I've had to update my calendar and change everything around because just in the month of April she's has 5 appointments, as well as an eye surgery scheduled after which she'll be completely blind for a number of hours. The sight will return but we have to go back in for another treatment where again she'll be blind for a limited time. I went from having no connection at all to having to be someone's complete caretaker. It's becoming daunting.
I know that it's not her fault and I want to be the type of person to help others when they are in need. I want to be able to assist someone in their transition to the underworld. I need to find away to separate my old emotions from the person that's here today. I also need to find a way to stop holding expectations of others. I would gladly be here to help my hubby should he become in a state that he needed constant care. But he never treated me like crap. ARRRG All the old stuff in my head. Dealing with all this is so stressful that I've begun to put on weight and my tummy is on fire all the time.
Last night hubby says to me, you're not the same person any more. In my effort to assist her, I've started to lose myself. How is it that the "family" I have around me cannot see the toll this is taking on me and try to help me?
We know why don't we? It's because it's easier to let someone else do the work. It's easier to sit back and toss out directions and offer suggestions but not actually do any of the work. Something as complicated as working with Medicaid, getting the hospital bills paid and then suggestions around what's happening to the money.
I have responsibilities too. I have expectations and needs. At one point I really wanted assistance. I wanted help. Now I'm jaded and bitter. Now I don't want anything. I just want to be here, finish my sentence and become free.

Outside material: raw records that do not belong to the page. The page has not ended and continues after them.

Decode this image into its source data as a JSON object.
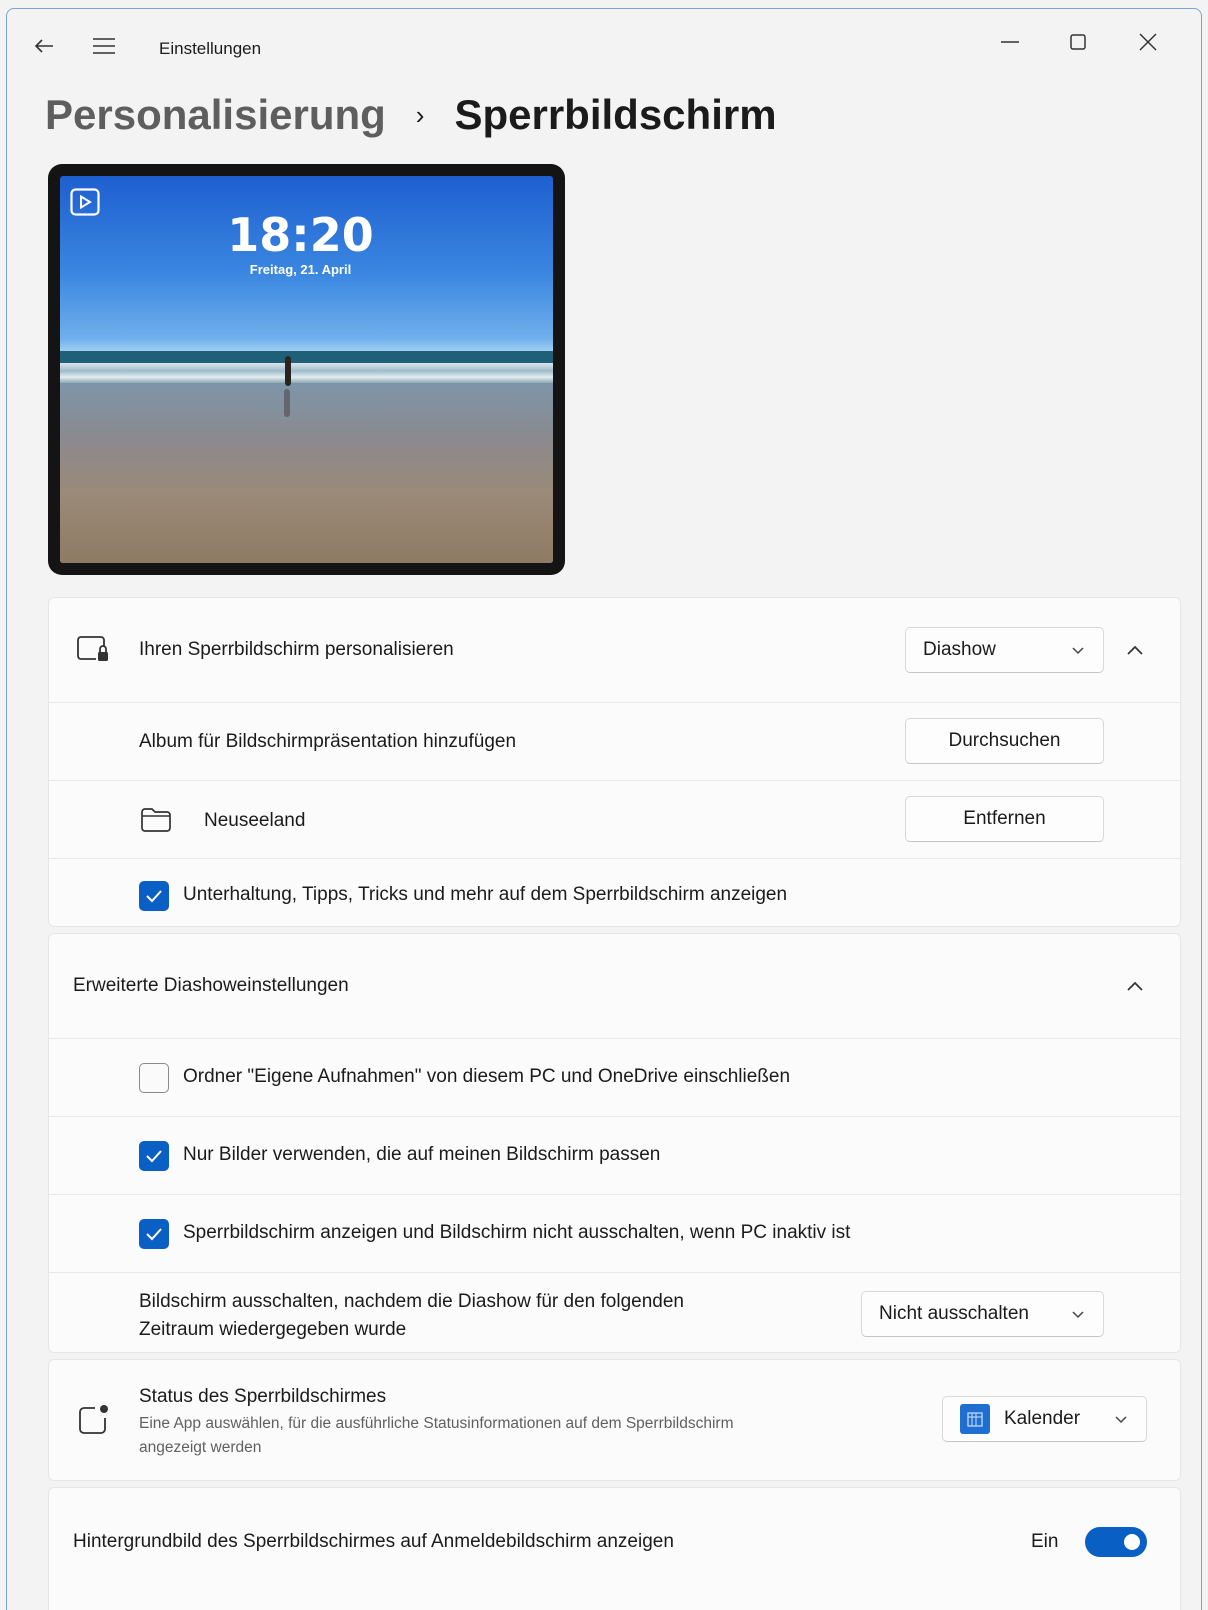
{
  "window": {
    "title": "Einstellungen"
  },
  "breadcrumb": {
    "parent": "Personalisierung",
    "separator": "›",
    "current": "Sperrbildschirm"
  },
  "preview": {
    "time": "18:20",
    "date": "Freitag, 21. April"
  },
  "personalize": {
    "label": "Ihren Sperrbildschirm personalisieren",
    "selected": "Diashow",
    "album_label": "Album für Bildschirmpräsentation hinzufügen",
    "browse_button": "Durchsuchen",
    "folder_name": "Neuseeland",
    "remove_button": "Entfernen",
    "tips_label": "Unterhaltung, Tipps, Tricks und mehr auf dem Sperrbildschirm anzeigen",
    "tips_checked": true
  },
  "slideshow": {
    "header": "Erweiterte Diashoweinstellungen",
    "opt1_label": "Ordner \"Eigene Aufnahmen\" von diesem PC und OneDrive einschließen",
    "opt1_checked": false,
    "opt2_label": "Nur Bilder verwenden, die auf meinen Bildschirm passen",
    "opt2_checked": true,
    "opt3_label": "Sperrbildschirm anzeigen und Bildschirm nicht ausschalten, wenn PC inaktiv ist",
    "opt3_checked": true,
    "timeout_line1": "Bildschirm ausschalten, nachdem die Diashow für den folgenden",
    "timeout_line2": "Zeitraum wiedergegeben wurde",
    "timeout_selected": "Nicht ausschalten"
  },
  "status": {
    "title": "Status des Sperrbildschirmes",
    "desc_line1": "Eine App auswählen, für die ausführliche Statusinformationen auf dem Sperrbildschirm",
    "desc_line2": "angezeigt werden",
    "selected_app": "Kalender"
  },
  "signin": {
    "label": "Hintergrundbild des Sperrbildschirmes auf Anmeldebildschirm anzeigen",
    "state_label": "Ein",
    "on": true
  },
  "colors": {
    "accent": "#0a5fc4",
    "background": "#f3f3f3",
    "card": "#fbfbfb"
  }
}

It sounds awful. It sounds too much like someone I don't want to be. However I cannot allow myself to hold expectations for others, only to be let down time and time again. So I'm done. I can count on one person and one person alone. Together we will succeed. Just like we did when we took care of his mother. We'll get mine off to her afterlife and then we will move on. No more information, no more calls, no more babying the situation. It is what it is and I am done.
Family is not permission to be uncaring and hateful. Family is not a pass to drop your responsibility in someone's lap just because you can. Most of all, Family is not a group of people joined by DNA. Family are those that lift you up. Family make you smile. Family see your burden and come over to shoulder the load. Family may be blood, but generally its those people around you that CHOOSE to be related to you, not the ones that are there by blood.
If you know someone one that needs a bit of a lift, take this post as a reminder to pick up the phone, send them an email. They just might not be as strong as you think they are.